The contents of ModBase. See text for details.

USING COMPARATIVE MODELS

It is frequently possible to extract more information from a comparative model than from the modeled sequence alone, or even from its alignment to a related protein structure (7,28). For example, the preferred ligand of brain lipid binding protein could be predicted correctly from the volume and shape of the ligand binding cleft in its comparative model (37). Another example is provided by mouse mast cell proteases, some of which have a conserved surface region of positively charged residues that binds proteoglycans (38). This region is not easily recognizable in the sequence or its alignment to a known structure because the constituting residues occur at variable and sequentially non-local positions in sequence that form a binding site only when the protease is fully folded.

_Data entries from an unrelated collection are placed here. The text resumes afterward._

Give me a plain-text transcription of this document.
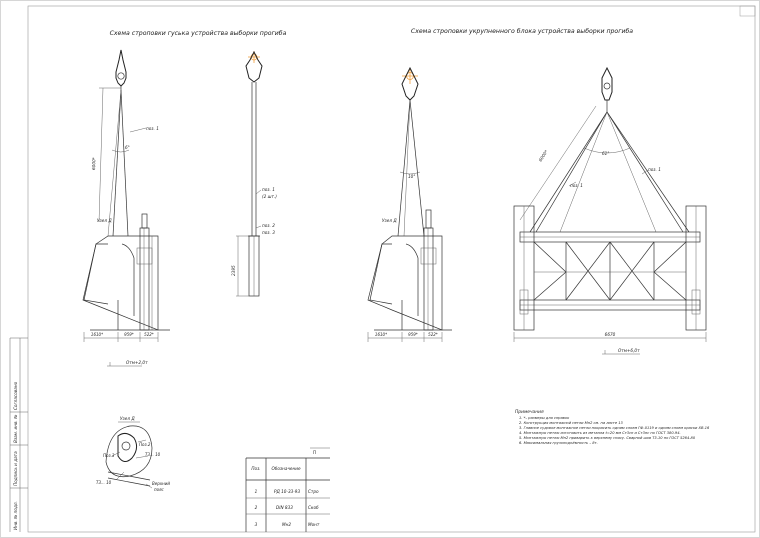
Согласовано
Взам. инв. №
Подпись и дата
Инв. № подл.
Схема строповки гуська устройства выборки прогиба	Схема строповки укрупненного блока устройства выборки прогиба
поз. 1
6°
6000*
Узел Д
1610*	959*	522*
Отм+2,0т
поз. 1
(2 шт.)
поз. 2
поз. 3
2395
10°
Узел Д
1610*	959*	522*
6000*	61°
поз. 1
поз. 1
6670
Отм+6,0т
Узел Д
Поз.2
Поз.3	Т3... 10
Т3... 10	Верхний
пояс
Примечания
1. *– размеры для справок
2. Конструкция монтажной петли Мн2 см. на листе 13
3. Главное судовое монтажное петли покрасить одним слоем ГФ-0119 и одним слоем краски ХВ-16
4. Монтажную петлю изготовить из металла t=20 мм Ст3сп и Ст3пс по ГОСТ 380-94.
5. Монтажную петлю Мн2 приварить к верхнему поясу. Сварной шов Т3-10 по ГОСТ 5264-80
6. Максимальная грузоподъёмность – 8т.
П
Поз.	Обозначение
1	РД 10-33-93 Стро
2	DIN 833	Скоб
3	Мн2	Монт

In general, comparative modeling has been applied successfully to many biological problems (6,7). It can be helpful in proposing and testing hypotheses in molecular biology, such as hypotheses about ligand binding sites (37,38), substrate specificity (39), drug design (40) and protein–protein interactions (41). It can also provide starting models in X-ray crystallography (42) and NMR spectroscopy (43). Another use of 3D models is that some binding and active sites, which cannot possibly be found by searching for local sequence patterns, frequently should be detectable by searching for small 3D motifs that are known to bind or act on specific ligands (4446). Finally, comparative models in combination with model evaluation can also be used to confirm or reject remote sequence–structure relationships, complementing the existing sequence matching and threading methods for fold assignment (10,34).

FUTURE DIRECTIONS

The fraction of protein sequences that can be modeled with useful accuracy by comparative modeling is increasing rapidly. The main reasons for this improvement are the increased numbers of known folds and the structures per fold family (19), as well as improvements in the fold assignment and comparative modeling techniques (47,48). For example, potential enhancements of coverage and model quality in ModBase include the use of more sophisticated fold assignment and alignment methods, such as threading sequences through structures (49) and relying on many homologous sequences at the same time to construct Hidden Markov Models (50).

In the future, ModBase will grow to reflect (i) the growth of the sequence databases, (ii) the growth of the database of known protein structures, (iii) and improvements in the software for calculating the models. It is expected that the SWISSPROT+TrEMBL protein sequence databases and various EST databases will be processed soon.

CITATION

Users of ModBase are requested to cite this article in their publications.

Acknowledgments

ACKNOWLEDGEMENTS

We are grateful to Dr Steve A. Chervitz for making links from Sacch3D to ModBase, and to Dr Ashley Stuart for comments on the manuscript. R.S. is a Howard Hughes Medical Institute predoctoral fellow. A.. is a Sinsheimer Scholar and an Alfred P. Sloan Research Fellow. The project has also been aided by grants from NIH (GM 54762) and NSF (BIR-9601845).